According to the Associated Press, the U.S. Environmental Protection Agency asked state regulators to clarify some requirements in the operating permit for the coal-fired San Juan Generating Station in northwest New Mexico. The EPA's order, issued late Thursday, is in response to a petition filed in 2010 by radical environmental groups determined to eventually shut down all coal fired power plants in America by dragging utility companies like PNM into court repeatedly to stop or delay the plant re-permitting process. The pattern repeats itself continuously. Power companies have been installing one generation of new pollution control equipment after another for decades, dramatically reducing emissions to a trace while continuing to provide a reliable source of electricity....wind or no wind, come rain or sunshine, at an affordable price. Today emissions at San Juan are virtually undetectable. Still, well funded radical environmental groups force the waste of millions of dollars by dragging PNM back to court. This round of wasteful litigation has been caused by lawyers for the radicals expressing “concern” over whether the state is holding the plant's operator accountable.

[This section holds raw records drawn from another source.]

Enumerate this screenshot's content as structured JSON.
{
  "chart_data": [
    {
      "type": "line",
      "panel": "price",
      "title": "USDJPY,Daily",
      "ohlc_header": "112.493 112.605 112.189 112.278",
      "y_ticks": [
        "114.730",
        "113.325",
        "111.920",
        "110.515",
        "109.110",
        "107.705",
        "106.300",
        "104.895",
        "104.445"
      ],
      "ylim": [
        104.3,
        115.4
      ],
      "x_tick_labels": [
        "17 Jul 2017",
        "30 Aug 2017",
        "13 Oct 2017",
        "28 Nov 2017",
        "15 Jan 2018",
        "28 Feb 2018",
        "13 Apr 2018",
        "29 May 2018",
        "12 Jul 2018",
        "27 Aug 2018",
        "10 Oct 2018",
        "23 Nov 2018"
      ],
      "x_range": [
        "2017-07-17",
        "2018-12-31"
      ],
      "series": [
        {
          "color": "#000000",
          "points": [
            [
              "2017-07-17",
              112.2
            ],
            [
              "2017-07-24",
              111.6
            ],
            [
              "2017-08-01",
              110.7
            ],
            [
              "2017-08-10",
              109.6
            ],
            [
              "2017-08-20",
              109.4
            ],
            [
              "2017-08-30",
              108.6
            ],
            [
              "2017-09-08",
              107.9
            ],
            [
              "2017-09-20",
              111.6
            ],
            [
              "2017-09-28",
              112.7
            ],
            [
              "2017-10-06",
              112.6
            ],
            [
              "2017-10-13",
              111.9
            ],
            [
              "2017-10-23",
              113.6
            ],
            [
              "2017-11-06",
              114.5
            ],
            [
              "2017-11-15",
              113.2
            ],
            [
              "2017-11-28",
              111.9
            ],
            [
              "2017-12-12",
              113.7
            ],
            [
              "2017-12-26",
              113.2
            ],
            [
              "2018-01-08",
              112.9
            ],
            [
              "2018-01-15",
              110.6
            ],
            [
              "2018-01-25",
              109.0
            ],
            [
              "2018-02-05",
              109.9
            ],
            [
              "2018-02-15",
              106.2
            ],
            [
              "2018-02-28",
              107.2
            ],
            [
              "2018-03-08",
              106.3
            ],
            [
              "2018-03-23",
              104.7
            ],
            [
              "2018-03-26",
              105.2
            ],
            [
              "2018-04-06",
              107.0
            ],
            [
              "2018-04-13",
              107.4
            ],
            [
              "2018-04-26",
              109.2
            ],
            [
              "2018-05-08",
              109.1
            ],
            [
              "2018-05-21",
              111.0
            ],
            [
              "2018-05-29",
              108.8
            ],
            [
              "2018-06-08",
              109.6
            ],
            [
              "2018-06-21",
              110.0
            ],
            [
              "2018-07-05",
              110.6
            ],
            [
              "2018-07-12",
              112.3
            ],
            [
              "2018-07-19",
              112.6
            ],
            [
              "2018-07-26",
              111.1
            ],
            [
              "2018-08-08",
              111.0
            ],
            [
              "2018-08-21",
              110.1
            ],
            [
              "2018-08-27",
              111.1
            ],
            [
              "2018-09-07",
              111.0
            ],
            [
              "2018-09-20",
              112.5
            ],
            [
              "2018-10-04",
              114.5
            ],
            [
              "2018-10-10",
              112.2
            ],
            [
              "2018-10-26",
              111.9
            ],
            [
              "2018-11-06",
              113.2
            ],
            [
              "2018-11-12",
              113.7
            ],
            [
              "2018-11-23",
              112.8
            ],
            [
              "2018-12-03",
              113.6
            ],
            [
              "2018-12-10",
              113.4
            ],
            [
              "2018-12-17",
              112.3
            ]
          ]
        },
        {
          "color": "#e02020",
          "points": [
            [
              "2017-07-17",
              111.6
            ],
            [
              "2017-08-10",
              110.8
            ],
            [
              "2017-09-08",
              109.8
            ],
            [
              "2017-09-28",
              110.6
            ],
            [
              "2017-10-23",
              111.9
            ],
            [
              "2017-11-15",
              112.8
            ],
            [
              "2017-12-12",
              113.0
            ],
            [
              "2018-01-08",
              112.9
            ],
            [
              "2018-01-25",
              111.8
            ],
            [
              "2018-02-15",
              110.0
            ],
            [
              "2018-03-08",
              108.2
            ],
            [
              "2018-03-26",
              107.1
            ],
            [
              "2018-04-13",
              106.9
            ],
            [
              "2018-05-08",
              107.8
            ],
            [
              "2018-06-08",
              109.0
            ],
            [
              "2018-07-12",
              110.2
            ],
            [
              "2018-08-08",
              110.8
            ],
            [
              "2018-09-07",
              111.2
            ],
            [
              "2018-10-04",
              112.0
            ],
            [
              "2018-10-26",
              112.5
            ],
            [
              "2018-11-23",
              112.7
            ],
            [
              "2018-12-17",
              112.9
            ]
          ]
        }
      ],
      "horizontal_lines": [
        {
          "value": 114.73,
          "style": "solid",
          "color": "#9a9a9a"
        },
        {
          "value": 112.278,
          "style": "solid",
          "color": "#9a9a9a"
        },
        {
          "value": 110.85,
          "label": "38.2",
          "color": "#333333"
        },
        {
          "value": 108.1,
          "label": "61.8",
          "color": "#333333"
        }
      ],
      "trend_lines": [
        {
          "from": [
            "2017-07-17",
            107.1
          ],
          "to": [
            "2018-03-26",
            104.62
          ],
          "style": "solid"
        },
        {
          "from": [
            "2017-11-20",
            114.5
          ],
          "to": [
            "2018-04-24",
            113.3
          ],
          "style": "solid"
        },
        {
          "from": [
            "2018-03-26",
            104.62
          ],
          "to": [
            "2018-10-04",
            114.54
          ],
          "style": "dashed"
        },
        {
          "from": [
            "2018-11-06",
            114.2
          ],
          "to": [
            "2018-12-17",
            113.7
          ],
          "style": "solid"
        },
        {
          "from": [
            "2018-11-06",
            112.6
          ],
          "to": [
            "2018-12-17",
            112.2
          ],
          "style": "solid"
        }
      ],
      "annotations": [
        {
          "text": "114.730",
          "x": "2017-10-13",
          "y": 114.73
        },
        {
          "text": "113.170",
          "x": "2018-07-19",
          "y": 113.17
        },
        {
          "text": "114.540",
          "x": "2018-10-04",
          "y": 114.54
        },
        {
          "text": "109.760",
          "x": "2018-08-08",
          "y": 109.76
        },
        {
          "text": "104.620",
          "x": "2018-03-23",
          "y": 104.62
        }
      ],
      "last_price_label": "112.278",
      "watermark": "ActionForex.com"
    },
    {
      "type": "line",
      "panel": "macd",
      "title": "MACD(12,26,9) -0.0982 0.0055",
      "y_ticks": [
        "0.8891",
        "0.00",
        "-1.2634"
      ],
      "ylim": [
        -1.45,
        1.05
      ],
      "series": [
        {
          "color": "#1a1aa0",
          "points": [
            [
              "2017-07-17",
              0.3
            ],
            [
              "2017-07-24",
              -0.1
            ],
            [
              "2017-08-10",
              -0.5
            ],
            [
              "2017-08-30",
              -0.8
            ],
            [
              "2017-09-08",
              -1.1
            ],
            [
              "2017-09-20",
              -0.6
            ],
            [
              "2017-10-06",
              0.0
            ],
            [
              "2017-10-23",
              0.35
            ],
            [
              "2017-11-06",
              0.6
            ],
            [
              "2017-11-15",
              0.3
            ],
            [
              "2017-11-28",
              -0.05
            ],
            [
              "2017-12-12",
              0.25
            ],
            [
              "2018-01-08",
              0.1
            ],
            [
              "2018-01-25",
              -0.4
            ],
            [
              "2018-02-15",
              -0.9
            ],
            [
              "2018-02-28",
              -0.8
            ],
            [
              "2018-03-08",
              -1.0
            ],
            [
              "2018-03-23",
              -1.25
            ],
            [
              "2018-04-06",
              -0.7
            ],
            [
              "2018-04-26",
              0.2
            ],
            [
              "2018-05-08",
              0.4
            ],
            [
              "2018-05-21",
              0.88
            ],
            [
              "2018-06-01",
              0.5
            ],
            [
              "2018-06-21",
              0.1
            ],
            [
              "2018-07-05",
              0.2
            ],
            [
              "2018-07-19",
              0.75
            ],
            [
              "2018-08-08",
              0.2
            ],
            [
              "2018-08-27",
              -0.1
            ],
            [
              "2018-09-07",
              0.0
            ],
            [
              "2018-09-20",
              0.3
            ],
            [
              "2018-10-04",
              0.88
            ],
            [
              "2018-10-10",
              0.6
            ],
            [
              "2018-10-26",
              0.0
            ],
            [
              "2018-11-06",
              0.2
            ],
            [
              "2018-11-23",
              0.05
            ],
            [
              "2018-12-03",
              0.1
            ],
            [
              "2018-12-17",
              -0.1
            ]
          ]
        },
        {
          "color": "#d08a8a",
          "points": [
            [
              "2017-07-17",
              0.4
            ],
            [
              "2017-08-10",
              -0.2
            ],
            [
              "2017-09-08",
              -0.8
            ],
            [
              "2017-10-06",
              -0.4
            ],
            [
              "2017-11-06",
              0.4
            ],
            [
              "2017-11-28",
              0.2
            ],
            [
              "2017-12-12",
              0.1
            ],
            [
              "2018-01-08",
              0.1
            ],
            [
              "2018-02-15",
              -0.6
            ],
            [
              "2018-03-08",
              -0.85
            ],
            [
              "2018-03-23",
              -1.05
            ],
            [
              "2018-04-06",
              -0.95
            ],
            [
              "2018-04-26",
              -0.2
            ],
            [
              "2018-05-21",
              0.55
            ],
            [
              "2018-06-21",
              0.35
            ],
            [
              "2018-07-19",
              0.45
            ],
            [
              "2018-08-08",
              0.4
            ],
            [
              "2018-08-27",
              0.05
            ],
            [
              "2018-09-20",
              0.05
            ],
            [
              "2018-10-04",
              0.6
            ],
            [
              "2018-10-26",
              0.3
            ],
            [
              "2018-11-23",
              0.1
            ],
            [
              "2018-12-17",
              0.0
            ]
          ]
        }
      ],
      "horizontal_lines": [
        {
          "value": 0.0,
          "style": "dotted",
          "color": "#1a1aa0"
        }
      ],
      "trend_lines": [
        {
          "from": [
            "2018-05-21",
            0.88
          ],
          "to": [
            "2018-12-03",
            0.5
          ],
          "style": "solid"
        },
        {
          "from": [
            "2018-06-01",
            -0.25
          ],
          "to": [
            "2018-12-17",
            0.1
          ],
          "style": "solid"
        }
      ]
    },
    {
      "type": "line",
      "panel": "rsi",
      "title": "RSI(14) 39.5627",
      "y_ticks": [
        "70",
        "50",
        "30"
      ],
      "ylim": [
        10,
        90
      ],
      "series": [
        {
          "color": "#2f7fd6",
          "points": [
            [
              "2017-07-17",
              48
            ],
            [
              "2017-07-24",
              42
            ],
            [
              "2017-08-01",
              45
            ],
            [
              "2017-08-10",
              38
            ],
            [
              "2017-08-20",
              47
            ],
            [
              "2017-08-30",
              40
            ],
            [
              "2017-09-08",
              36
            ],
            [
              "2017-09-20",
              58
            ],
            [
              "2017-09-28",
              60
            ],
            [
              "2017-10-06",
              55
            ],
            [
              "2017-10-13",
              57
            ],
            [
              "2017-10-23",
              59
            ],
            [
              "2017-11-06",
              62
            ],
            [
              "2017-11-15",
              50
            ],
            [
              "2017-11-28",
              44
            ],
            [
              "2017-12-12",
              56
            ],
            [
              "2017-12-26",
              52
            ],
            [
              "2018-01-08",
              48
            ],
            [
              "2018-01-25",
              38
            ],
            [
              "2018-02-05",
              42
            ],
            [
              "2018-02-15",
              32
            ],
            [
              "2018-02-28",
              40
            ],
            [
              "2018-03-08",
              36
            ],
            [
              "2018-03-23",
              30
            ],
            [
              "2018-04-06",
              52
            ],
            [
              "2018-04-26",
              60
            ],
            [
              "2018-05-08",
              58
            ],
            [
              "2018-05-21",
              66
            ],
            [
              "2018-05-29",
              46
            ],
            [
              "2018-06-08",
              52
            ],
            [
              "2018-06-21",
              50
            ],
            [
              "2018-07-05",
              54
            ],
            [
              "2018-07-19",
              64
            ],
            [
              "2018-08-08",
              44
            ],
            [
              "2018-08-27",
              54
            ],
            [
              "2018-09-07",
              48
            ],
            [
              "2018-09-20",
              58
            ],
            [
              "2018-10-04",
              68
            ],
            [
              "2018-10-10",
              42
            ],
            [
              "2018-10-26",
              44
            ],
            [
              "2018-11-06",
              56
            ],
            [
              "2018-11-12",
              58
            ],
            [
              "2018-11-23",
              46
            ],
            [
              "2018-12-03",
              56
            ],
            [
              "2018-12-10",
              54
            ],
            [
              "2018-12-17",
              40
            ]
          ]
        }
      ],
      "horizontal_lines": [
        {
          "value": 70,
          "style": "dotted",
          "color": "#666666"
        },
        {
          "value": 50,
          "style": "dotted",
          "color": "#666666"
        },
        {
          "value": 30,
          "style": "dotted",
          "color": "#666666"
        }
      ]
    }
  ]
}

San Juan Generating Station |
Clean air above the San Juan River |
For its part, PNM has been diligently trimming nitrogen oxide, sulfur dioxide, particulate matter and other emissions from the plant for decades. The most recent improvement was yet another $320 million environmental upgrade completed just three years ago. Still, despite all of PNM's efforts, it is being pressured by the EPA, at the insistence of radical environmentalists to install still more pollution controls to “curb regional haze” that is invisible to the naked eye. Attempts at compromises with the radicals has been impossible. Both PNM and exasperated New Mexico state regulators have filed appeals. A decision in that case is expected this spring.